In a strange way it's both heartening and stultifying that for these middle aged men the same insecurities remain ("But I don't ever have it all / And I'm sweating trying to stall / 'Til I think I heard a call / But you're just laughing on"). And maybe there needs to be some stability for the population at large to keep their sanity within the continually expanding bombardment of the information age. Gee paw, will J ever get the girl?
The reason they're still around to rehash their old records like this is that there's been no tidal wave to wash the old sand castles away.
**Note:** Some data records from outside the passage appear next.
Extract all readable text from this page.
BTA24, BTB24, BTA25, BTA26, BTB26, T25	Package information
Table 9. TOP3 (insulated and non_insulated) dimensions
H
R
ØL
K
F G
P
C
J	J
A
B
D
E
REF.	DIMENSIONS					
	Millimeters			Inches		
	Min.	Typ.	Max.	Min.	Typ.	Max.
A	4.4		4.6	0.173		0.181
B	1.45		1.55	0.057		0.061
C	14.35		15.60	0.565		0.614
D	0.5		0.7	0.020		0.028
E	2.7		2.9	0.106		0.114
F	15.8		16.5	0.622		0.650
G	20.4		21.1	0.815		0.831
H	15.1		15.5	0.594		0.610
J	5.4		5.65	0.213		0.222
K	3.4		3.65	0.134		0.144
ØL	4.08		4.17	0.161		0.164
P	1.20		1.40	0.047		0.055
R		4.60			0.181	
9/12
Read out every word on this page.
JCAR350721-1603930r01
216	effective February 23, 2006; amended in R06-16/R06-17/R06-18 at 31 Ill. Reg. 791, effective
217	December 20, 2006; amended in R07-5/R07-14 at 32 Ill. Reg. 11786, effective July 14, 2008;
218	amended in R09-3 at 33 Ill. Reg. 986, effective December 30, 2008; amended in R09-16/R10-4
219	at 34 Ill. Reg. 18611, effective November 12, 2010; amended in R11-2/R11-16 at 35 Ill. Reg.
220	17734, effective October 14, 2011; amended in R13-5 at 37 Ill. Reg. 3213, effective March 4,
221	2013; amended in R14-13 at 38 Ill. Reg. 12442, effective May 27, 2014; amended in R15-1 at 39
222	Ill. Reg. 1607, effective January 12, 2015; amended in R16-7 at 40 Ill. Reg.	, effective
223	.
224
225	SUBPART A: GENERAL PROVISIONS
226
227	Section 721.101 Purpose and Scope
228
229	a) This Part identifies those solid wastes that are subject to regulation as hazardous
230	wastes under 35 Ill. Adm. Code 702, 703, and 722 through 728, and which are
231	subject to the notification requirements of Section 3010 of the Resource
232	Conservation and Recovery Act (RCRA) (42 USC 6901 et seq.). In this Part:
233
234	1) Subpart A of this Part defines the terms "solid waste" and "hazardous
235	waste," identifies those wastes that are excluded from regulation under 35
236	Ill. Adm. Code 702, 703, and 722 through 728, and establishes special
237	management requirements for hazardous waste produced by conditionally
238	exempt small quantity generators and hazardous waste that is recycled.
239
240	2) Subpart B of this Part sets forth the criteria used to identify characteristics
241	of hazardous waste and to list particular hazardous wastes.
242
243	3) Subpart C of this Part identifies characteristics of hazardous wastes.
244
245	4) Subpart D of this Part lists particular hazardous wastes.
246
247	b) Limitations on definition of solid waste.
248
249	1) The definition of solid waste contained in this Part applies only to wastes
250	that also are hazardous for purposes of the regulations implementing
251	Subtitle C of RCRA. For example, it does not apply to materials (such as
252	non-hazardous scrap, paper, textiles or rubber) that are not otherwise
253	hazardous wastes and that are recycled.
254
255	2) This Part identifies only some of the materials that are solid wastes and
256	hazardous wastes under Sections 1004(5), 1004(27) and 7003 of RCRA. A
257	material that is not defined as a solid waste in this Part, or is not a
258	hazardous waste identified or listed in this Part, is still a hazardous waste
So here they stand, decaying slowly through a process of exponential decline. 'Crumble' strikes of nothing more than the manifestation of a pension plan in action and yet I can't bring myself to dislike the track, after all warmed up leftovers can sometimes make a tasty meal. It's just that in the back of your mind there's something nagging away and it's this; pensions are the antithesis of rock and roll.